Que devient l’argent placé sur le compte bancaire d’un défunt ?

À la mort d’une personne, ses comptes bancaires sont immédiatement bloqués. L’argent qui s’y trouve ne peut donc plus être librement utilisé, sauf pour régler certains frais urgents comme les obsèques. Ces fonds intègrent ensuite l’héritage et doivent être répartis entre les héritiers légaux ou ceux désignés par un testament. Avant de percevoir leur part, les bénéficiaires doivent cependant passer par l’étape du calcul des droits de succession. C’est à ce moment que l’État intervient. 

Les droits de succession Newdeal-en-Auvergne

Les droits de succession

Ils correspondent aux impôts dus sur la transmission d’un patrimoine. Ils s’appliquent aux biens immobiliers, aux entreprises et aux comptes bancaires. Le montant que l’État peut prélever dépend de la valeur de l’héritage et du lien de parenté avec le défunt. En effet, plus la somme laissée sur le compte est élevée, plus la fiscalité est importante.

De même, les proches ont des avantages plus intéressants que les héritiers éloignés. Ainsi, les enfants et le conjoint survivant sont généralement mieux protégés que les cousins ​​ou les amis désignés par testament. Cette différence peut modifier le montant que chacun reçoit. 

Les abattements fiscaux et les barèmes appliqués par l’État

Avant d’appliquer l’impôt, l’État tient compte d’abattements. Ces sommes sont déduites de l’héritage et ne sont donc pas taxées. Chaque enfant a par exemple un abattement de 100 000 € et le conjoint survivant est totalement exonéré de droits de succession. Pour ce qui est des frères et sœurs, ils profitent d’un abattement de près de 15 900 € et les neveux et nièces ont une réduction de 7 900 € environ. Grâce à ces dispositifs, une partie du compte bancaire peut revenir aux héritiers sans aucune taxation.

Après l’abattement, l’État applique un barème progressif. Pour les héritiers en ligne directe comme les enfants, les taux vont de 5 % à 45 % selon le montant transmis.
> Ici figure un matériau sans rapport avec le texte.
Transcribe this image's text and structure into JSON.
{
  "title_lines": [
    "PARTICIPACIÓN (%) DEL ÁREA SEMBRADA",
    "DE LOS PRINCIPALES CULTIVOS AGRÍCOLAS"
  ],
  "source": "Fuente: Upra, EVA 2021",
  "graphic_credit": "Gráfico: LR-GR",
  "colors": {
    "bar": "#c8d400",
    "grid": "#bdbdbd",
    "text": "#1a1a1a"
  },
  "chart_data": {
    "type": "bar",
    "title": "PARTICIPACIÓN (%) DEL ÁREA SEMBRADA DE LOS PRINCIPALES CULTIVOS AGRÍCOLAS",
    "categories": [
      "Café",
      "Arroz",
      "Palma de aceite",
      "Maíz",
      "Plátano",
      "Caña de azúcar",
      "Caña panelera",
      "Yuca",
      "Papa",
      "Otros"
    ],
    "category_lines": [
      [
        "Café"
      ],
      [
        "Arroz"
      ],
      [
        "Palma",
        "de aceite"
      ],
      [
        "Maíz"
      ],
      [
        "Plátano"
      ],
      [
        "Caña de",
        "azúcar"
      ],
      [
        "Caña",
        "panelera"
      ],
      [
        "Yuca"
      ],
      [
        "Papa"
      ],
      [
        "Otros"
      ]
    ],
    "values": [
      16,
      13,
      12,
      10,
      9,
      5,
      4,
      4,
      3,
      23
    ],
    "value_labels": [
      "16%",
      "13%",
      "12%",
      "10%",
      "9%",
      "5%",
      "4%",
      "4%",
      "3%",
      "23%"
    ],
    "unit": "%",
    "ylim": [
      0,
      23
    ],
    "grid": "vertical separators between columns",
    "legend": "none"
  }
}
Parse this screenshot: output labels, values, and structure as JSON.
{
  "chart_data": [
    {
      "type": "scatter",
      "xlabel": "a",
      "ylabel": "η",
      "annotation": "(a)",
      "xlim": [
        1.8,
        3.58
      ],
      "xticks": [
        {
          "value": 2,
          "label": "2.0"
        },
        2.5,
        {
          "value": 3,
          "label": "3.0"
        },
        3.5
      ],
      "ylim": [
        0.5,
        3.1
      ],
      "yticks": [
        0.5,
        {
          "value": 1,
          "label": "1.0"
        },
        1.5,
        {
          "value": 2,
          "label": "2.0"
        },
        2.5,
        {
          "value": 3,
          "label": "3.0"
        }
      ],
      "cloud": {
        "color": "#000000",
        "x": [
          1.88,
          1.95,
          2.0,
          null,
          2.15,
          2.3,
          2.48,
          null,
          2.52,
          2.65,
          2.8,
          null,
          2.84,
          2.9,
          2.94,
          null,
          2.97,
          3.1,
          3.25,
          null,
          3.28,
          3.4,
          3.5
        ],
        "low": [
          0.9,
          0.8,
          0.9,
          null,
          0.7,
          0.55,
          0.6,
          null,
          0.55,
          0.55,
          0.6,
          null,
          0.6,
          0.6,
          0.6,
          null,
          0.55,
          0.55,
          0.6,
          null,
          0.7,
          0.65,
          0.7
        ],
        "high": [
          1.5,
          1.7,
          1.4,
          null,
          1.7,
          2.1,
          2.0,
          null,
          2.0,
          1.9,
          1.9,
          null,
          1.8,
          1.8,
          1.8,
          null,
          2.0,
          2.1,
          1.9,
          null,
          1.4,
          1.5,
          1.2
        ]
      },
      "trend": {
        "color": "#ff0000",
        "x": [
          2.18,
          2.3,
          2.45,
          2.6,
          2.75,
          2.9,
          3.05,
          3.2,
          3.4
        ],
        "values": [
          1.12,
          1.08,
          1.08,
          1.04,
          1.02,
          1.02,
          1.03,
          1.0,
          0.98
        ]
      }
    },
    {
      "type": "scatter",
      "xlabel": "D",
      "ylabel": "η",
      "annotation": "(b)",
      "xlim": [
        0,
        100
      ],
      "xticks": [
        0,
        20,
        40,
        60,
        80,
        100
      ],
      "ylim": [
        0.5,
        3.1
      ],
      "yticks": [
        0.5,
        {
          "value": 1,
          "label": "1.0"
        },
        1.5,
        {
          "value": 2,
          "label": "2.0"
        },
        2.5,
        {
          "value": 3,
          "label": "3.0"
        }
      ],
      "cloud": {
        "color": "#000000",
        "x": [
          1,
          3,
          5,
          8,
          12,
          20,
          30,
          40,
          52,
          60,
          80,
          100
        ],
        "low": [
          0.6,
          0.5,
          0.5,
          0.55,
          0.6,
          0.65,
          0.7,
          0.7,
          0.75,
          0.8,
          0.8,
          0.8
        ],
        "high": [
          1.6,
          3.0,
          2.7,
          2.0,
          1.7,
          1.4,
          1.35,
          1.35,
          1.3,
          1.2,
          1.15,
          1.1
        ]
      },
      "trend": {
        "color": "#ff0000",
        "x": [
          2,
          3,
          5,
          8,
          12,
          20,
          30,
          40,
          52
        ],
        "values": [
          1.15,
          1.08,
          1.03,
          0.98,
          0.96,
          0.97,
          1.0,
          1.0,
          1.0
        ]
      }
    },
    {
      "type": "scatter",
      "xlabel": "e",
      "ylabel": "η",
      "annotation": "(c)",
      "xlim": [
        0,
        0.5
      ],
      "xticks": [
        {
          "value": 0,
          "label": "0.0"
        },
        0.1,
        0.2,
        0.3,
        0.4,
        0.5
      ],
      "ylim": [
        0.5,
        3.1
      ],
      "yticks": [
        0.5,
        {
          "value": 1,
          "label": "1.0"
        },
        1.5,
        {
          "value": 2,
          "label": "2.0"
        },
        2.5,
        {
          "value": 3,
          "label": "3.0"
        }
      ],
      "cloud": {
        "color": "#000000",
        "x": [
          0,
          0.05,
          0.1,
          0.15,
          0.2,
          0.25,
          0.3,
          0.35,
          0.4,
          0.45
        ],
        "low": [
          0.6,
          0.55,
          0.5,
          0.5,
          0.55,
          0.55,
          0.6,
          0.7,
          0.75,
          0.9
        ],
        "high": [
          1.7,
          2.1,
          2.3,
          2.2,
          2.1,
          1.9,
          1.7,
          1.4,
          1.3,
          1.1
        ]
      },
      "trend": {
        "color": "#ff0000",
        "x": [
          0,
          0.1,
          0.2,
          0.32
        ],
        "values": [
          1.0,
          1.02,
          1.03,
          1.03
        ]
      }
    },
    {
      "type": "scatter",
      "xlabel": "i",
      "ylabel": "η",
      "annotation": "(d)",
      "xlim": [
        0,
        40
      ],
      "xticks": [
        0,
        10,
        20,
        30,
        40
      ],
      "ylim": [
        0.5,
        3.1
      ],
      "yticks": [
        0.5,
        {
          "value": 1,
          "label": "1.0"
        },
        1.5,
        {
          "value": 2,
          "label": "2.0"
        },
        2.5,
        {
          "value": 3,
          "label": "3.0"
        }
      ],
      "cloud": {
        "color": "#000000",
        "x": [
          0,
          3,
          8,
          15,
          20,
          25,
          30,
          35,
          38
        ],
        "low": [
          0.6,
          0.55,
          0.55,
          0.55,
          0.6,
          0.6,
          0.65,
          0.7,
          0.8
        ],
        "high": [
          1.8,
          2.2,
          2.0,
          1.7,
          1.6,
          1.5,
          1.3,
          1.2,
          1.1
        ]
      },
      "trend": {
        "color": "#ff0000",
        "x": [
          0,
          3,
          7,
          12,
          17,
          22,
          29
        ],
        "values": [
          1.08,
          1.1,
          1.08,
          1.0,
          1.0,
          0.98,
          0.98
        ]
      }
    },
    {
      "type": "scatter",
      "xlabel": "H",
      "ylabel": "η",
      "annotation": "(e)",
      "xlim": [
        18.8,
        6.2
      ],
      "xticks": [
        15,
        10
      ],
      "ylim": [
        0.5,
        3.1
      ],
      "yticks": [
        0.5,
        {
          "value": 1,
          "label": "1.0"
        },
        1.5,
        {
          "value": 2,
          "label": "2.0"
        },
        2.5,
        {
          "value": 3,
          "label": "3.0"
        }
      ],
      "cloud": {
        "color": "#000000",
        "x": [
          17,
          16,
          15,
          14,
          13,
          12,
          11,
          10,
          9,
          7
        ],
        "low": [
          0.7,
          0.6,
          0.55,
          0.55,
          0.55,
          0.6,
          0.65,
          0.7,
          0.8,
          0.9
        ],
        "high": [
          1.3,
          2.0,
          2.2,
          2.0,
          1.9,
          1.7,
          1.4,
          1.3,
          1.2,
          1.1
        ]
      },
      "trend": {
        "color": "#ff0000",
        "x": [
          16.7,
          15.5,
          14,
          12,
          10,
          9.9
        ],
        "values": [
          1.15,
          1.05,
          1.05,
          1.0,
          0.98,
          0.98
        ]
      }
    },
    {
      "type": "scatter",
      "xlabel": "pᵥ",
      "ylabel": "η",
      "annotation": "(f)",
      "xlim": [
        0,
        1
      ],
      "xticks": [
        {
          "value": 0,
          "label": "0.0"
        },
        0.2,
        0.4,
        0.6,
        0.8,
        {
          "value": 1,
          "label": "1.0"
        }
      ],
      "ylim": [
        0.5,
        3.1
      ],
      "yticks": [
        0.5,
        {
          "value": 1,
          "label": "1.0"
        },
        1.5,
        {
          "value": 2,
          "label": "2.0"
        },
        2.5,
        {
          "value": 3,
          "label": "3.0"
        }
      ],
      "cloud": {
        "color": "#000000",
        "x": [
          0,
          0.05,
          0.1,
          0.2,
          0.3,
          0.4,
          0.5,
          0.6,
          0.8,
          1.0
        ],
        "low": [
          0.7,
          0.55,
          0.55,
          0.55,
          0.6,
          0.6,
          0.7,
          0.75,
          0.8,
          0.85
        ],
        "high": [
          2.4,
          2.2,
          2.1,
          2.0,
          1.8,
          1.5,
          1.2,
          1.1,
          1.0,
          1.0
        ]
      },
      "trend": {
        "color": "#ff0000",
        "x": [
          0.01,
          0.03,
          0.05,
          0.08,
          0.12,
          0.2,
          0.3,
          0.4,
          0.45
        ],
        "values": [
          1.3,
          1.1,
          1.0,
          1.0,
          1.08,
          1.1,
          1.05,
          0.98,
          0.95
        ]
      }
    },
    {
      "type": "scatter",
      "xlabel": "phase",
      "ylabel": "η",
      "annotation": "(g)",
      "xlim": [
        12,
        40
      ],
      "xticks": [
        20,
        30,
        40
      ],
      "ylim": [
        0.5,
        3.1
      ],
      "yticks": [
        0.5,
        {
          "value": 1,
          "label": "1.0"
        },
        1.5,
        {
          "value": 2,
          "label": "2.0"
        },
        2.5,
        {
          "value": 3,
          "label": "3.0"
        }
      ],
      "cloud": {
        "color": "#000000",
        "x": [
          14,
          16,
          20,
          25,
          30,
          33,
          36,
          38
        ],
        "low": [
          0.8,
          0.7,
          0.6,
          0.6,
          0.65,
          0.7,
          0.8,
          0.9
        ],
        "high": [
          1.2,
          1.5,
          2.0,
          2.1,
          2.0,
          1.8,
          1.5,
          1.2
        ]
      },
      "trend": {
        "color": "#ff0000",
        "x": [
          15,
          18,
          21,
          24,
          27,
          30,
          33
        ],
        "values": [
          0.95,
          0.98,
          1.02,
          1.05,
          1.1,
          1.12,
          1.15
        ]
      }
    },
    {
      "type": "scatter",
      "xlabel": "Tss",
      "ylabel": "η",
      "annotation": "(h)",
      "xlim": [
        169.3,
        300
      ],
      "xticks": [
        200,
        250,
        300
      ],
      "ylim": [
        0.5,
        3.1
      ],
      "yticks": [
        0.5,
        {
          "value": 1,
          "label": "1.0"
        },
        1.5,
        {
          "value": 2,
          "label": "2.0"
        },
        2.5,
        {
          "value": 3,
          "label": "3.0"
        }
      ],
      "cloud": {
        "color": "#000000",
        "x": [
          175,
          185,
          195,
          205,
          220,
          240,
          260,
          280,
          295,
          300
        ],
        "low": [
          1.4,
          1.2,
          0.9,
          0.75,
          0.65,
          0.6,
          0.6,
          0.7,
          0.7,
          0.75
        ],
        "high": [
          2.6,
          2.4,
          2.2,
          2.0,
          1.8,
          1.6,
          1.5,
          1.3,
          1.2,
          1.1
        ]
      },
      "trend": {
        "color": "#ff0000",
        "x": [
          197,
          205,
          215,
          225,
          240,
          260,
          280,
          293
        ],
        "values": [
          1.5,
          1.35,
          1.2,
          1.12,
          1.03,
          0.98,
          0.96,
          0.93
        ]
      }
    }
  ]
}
Dans certains cas, la part que prend l’État peut donc être relativement faible, mais elle augmente rapidement dès que les sommes deviennent plus élevées.

Par contre, les héritiers éloignés sont beaucoup moins favorisés. Pour un neveu ou une nièce, le taux est de 55 %, au-delà de l’abattement. Pour une personne sans lien de parenté direct, la fiscalité atteint 60 %. Si vous désignez un ami comme héritier de votre compte bancaire, plus de la moitié de la somme peut donc aller dans les caisses de l’État. Dans ces situations, anticipez la transmission pour réduire la part fiscale. 

Est-ce possible de limiter ce que l’État prend sur un héritage ? Newdeal-en-Auvergne

Est-ce possible de limiter ce que l’État prend sur un héritage ?

Plusieurs solutions allègent la fiscalité. Vous pouvez par exemple choisir :

  • de faire des dons de votre vivant,
  • d’ouvrir une assurance vie,
  • d’anticiper la rédaction d’un testament en tenant compte des règles fiscales.

Ces stratégies protègent mieux vos proches et vous aident à leur transmettre un héritage plus conséquent. N’hésitez pas à bien vous renseigner en ligne et surtout à vous faire accompagner par un professionnel pour une meilleure prise en charge de vos besoins.